I have the following overloaded method which input can be a Option[String] or Option[Seq[String]]:
def parse_emails(email: => Option[String]) : Seq[String] = {
email match {
case Some(e : String) if e.isEmpty() => null
case Some(e : String) => Seq(e)
case _ => null
}
}
def parse_emails(email: Option[Seq[String]]) : Seq[String] = {
email match {
case Some(e : Seq[String]) if e.isEmpty() => null
case Some(e : Seq[String]) => e
case _ => null
}
}
I want to use this method from Spark, so I tried to wrap them as a udf:
def parse_emails_udf = udf(parse_emails _)
But I am getting the following error:
error: ambiguous reference to overloaded definition,
both method parse_emails of type (email: Option[Seq[String]])Seq[String]
and method parse_emails of type (email: => Option[String])Seq[String]
match expected type ?
def parse_emails_udf = udf(parse_emails _)
Is it possible to define a udf which could wrap both alternative?
Or could it be possible to create two udfs with same name each pointing to one of the overloaded options? I tried below approach, but throws another error:
def parse_emails_udf = udf(parse_emails _ : Option[Seq[String]])
error: type mismatch;
found : (email: Option[Seq[String]])Seq[String] <and> (email: => Option[String])Seq[String]
required: Option[Seq[String]]
def parse_emails_udf = udf(parse_emails _ : Option[Seq[String]])

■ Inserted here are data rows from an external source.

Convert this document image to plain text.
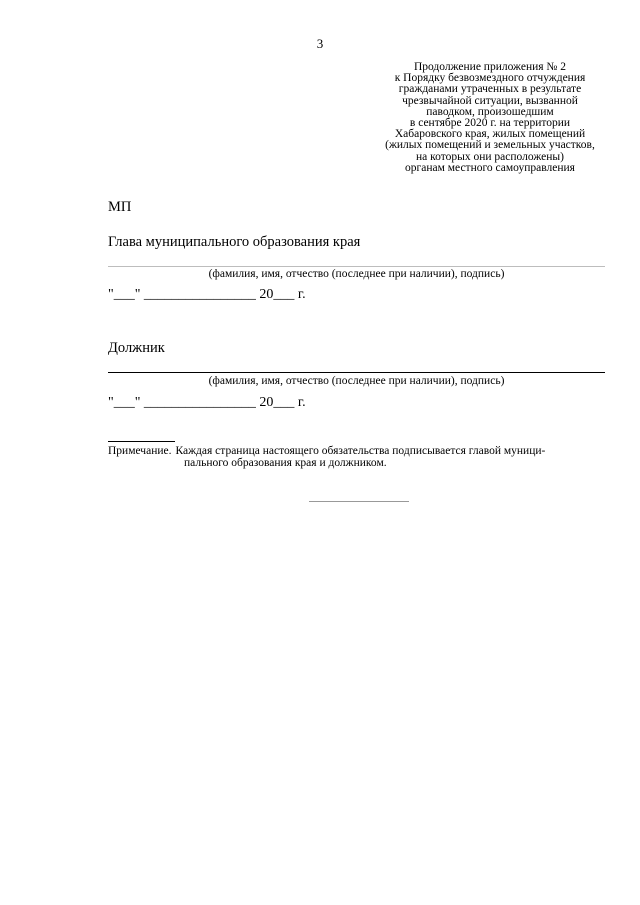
3
Продолжение приложения № 2
к Порядку безвозмездного отчуждения
гражданами утраченных в результате
чрезвычайной ситуации, вызванной
паводком, произошедшим
в сентябре 2020 г. на территории
Хабаровского края, жилых помещений
(жилых помещений и земельных участков,
на которых они расположены)
органам местного самоуправления
МП
Глава муниципального образования края
(фамилия, имя, отчество (последнее при наличии), подпись)
"___" ________________ 20___ г.
Должник
(фамилия, имя, отчество (последнее при наличии), подпись)
"___" ________________ 20___ г.
Примечание. Каждая страница настоящего обязательства подписывается главой муници-
пального образования края и должником.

CodePudding user response:
Option[String] and Option[Seq[String]] have the same erasure Option, so even if Spark supported udf overloading it wouldn't work.
What you can do is create one function that accepts anything, then match on the argument and handle the different cases:
def parseEmails(arg: Option[AnyRef]) = arg match {
case Some(x) =>
x match {
case str: String =>
??? // todo
case s: Seq[String] =>
??? // todo
case _ =>
throw new IllegalArgumentException()
}
case None =>
??? // todo
}